The goal of my study is to evaluate which characteristics of cabruca, if any, allow this agroforest to be used by GHLTS for establishing home ranges and/or dispersal, and how the use of cabruca affects ecological and demographic parameters of the population and its genetic structure (isolated populations, one or more metapopulations or a single panmictic population). These questions are considered the highest priority by the International Committee for Lion Tamarin Conservation, a group of specialists responsible for evaluating challenges and suggesting research priorities for the four endangered species in this genus.
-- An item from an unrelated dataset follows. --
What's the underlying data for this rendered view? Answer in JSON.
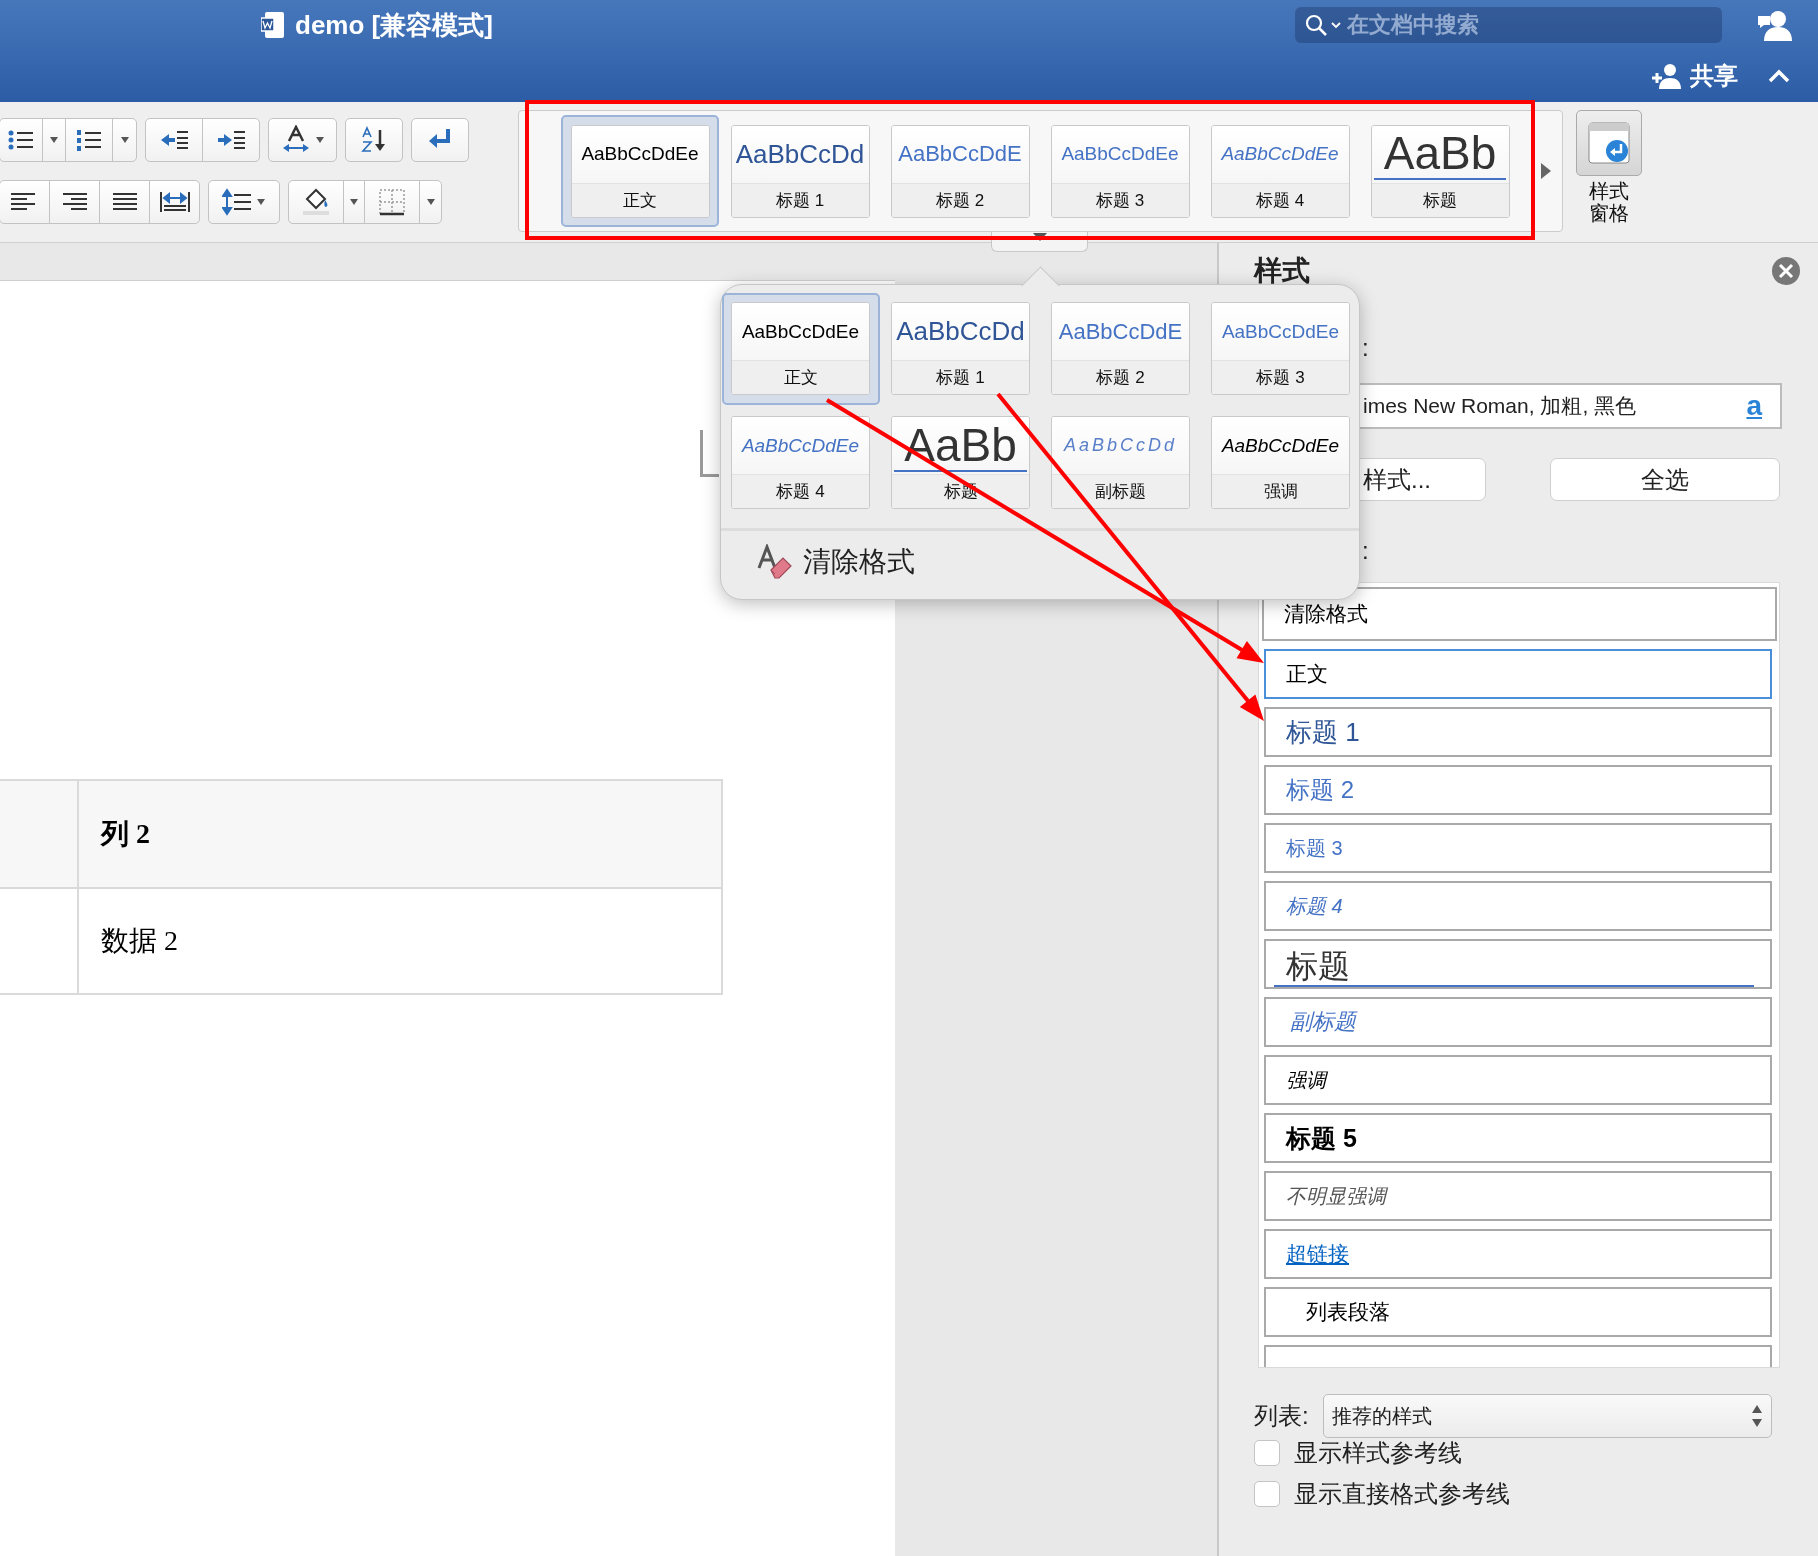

I will characterize cabruca in the study areas by measuring phytosociological variables using the point-center-quadrant method. Field assistants and I will census GHLTs in the different types of cabruca by using play-backs of vocalizations (long calls) of lion tamarins. Non-injurious live-trapping, a technique that has been used for 20 years by my academic adviser and his colleagues, will be used to evaluate GHLT group characteristics (size, composition) in cabruca and native forest. During these captures, individuals will be weighed and the group composition determined. These individuals will be released immediately. One individual from each group in cabruca will receive a radio-collar for post-capture monitoring (radio-telemetry). Location of each group will be determined at 20-min intervals using GPS. This technique will permit me to estimate the ecological parameters (home range size, habitat and sleeping site use). I will also collect hair samples from the captured animals to evaluate genetic variability among the populations of GHLTs. I will use polymorphic microsatellite loci to compare the genetic variability among all sampled populations. This analysis will allow me to determine how cabruca affects the rate of gene flow among sub-populations or populations.
The results of my research will, for example, allow me to prioritize types of cabruca agroforest and specific geographic areas that are important for GHLT conservation, either for protection as federal or state conservation units or as private reserves (RPPNs).